One significant difference, however, was that the electric utilities aggressively shut down power to communities to eliminate the risk of fires getting started or spreading due to fallen power lines and transformers.
The Santiam Canyon was one of the areas affected by utility-induced, widespread power outages and we were not able to operate for one day as a result. There is a cost to shutting off the power to a community related to reduction of economic activity and loss of basic services.
Some members of our community mentioned that we should have been able to operate during the outage because we have a cogeneration plant which generates electricity. This is unfortunately not the case. Our Lyons location has been in operation since the late 1940’s, and the local utility feeds our plants from multiple different points to a variety of transformers, all of which the utility owns since we are Secondary Metered.
To supply power to our plants we would need to route our own power to all of those points and balance our generation to the immediate needs of those plants. Additionally, specialized switching equipment would be required to “catch-the-link” in the case that we would need to instantaneously switch from utility power to our own. This is all sophisticated, costly equipment which creates a whole host of operational problems and would be difficult to justify.

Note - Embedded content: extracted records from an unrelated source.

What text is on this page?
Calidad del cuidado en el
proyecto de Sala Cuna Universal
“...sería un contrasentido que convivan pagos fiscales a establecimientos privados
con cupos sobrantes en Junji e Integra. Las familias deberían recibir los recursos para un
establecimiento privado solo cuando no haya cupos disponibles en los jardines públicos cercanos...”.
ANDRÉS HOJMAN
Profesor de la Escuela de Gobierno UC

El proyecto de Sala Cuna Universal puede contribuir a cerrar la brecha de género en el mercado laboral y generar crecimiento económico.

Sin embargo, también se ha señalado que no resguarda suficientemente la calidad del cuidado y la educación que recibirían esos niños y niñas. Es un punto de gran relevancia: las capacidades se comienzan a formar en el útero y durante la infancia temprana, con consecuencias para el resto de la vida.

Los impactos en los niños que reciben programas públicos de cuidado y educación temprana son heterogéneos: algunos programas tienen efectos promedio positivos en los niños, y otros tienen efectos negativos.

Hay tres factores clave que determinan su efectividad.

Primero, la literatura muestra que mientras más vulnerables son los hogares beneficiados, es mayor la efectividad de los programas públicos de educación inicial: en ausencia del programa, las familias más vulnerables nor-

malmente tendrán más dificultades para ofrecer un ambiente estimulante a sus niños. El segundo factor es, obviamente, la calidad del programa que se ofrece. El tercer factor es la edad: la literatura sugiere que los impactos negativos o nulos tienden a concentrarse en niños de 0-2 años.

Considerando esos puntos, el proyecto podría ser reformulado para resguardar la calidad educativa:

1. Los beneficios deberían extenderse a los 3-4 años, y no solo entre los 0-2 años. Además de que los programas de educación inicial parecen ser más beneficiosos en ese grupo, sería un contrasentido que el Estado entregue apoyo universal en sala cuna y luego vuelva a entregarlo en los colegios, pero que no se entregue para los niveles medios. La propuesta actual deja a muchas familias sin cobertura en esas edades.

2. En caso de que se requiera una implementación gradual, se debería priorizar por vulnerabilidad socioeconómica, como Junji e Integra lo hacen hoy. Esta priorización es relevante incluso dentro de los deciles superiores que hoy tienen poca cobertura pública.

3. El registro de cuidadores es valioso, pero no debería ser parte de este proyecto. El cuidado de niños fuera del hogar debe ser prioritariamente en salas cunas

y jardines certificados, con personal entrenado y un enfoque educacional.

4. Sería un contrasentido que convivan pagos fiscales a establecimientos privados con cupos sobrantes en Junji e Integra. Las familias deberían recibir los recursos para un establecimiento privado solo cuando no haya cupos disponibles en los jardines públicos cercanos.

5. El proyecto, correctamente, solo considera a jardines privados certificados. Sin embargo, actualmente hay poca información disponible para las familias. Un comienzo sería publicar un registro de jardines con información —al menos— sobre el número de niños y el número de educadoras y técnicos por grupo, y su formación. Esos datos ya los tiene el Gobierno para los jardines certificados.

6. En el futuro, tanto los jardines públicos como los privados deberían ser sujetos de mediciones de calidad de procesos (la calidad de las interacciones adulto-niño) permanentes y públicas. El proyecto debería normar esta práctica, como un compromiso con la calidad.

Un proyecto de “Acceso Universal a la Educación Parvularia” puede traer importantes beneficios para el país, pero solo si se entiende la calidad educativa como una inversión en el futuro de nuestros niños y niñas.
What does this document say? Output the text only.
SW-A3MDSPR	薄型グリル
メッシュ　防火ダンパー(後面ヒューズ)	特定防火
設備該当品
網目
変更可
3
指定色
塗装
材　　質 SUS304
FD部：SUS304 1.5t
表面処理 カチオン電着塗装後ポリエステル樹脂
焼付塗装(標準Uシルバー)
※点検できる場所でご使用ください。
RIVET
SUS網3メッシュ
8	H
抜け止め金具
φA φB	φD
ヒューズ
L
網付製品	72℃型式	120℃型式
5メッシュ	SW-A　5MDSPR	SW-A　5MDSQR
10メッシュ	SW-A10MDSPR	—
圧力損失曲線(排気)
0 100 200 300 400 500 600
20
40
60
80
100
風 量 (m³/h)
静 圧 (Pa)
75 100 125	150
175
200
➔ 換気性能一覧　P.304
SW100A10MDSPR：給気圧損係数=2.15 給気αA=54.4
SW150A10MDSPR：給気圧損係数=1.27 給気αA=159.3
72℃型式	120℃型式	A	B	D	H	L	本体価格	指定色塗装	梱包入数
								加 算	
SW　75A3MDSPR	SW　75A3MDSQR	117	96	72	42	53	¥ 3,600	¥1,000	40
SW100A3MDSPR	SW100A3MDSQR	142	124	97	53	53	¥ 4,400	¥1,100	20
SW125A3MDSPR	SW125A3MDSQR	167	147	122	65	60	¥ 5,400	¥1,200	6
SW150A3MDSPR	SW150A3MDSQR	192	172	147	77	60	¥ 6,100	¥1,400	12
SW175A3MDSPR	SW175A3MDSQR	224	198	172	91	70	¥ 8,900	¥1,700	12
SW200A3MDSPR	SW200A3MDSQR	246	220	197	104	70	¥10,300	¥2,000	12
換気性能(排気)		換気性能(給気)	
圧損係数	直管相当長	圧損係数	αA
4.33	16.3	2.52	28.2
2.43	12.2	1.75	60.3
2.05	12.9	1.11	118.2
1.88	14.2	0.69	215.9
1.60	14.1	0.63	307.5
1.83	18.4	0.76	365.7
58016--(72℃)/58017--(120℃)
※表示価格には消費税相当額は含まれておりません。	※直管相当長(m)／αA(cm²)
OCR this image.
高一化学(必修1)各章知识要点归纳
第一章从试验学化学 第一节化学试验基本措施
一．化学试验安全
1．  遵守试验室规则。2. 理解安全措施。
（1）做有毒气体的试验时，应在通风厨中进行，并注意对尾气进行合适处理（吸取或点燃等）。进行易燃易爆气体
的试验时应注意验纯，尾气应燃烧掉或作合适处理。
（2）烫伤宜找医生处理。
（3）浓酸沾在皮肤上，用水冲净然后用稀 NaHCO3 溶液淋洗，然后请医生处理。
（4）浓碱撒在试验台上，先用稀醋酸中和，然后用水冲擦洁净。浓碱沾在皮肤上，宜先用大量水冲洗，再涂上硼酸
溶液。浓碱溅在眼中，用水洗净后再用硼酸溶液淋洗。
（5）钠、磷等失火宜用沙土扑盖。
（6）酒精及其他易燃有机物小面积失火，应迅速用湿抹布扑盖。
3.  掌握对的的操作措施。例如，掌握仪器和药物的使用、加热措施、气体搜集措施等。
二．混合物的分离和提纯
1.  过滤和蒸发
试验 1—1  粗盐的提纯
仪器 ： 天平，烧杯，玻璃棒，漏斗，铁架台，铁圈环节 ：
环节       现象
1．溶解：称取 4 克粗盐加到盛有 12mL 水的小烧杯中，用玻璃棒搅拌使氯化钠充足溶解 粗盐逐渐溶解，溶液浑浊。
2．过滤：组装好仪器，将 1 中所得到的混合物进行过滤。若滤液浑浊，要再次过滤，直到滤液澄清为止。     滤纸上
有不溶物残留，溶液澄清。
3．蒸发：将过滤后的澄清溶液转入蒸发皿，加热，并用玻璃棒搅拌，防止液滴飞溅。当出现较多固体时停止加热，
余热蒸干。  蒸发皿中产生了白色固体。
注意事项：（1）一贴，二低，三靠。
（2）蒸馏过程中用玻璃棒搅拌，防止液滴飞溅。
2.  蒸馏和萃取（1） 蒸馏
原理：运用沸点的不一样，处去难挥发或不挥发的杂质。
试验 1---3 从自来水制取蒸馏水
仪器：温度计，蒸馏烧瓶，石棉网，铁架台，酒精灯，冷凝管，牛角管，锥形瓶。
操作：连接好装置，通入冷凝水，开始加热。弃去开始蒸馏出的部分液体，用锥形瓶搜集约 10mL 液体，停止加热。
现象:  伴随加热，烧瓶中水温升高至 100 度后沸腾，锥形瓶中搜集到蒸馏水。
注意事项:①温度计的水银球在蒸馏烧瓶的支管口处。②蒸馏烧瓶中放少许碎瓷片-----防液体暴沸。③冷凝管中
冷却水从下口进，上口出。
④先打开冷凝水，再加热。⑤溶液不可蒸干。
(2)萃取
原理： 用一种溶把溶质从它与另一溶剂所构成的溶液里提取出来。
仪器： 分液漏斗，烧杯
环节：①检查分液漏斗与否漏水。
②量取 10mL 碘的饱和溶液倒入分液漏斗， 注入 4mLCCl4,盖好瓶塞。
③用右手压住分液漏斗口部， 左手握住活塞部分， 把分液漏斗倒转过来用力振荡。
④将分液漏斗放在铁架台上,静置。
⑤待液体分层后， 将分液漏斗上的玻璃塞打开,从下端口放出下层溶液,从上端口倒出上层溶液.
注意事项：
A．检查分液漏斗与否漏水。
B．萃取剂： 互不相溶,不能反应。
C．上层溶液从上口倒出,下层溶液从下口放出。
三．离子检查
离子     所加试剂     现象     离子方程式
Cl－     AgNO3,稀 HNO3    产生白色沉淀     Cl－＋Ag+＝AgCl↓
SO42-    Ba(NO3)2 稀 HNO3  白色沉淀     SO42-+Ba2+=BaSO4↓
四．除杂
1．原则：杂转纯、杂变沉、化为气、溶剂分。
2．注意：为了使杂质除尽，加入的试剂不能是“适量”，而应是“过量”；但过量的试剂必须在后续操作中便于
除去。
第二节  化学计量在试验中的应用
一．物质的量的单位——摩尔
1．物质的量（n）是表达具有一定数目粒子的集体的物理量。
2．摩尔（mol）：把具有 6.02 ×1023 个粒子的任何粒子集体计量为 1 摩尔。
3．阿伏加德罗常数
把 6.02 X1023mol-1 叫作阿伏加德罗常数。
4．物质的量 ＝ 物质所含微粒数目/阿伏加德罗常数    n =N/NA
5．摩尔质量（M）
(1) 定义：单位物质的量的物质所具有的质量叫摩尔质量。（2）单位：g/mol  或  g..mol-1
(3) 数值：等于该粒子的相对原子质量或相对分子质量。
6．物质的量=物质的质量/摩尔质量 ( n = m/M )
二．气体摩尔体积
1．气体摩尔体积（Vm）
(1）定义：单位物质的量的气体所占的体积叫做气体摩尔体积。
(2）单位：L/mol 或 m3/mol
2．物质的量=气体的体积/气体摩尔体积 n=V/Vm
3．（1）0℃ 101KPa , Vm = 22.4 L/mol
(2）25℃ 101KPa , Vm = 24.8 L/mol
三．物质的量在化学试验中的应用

It is true that our biomass power plant generates roughly the same amount of power that all our operations consume, that our stable source of power helps to “firm up” the local utility grid, and that we do so using a renewable resource which is wood products which have no higher or more valuable use. However, only 1 percent of the electricity in Oregon comes from biomass. Almost 40% of the energy used in Oregon comes from Hydro, while coal and natural gas combined provide about 48%.
Just like in our boiler, wildfires need three things to grow — oxygen, spark and fuel. Hot winds will always blow, and even if utilities don’t start electrical fires, there is always the potential of a lightning-induced fire to provide a spark.
The only one of these three variables that we can control is the amount of fuel in our forests, which has built up over 30 years due to lack of management. It may be that in the future biomass facilities like ours play a role in using excess forest biomass to generate electricity, protect our communities, and reduce the pollution and damage of these catastrophic fires.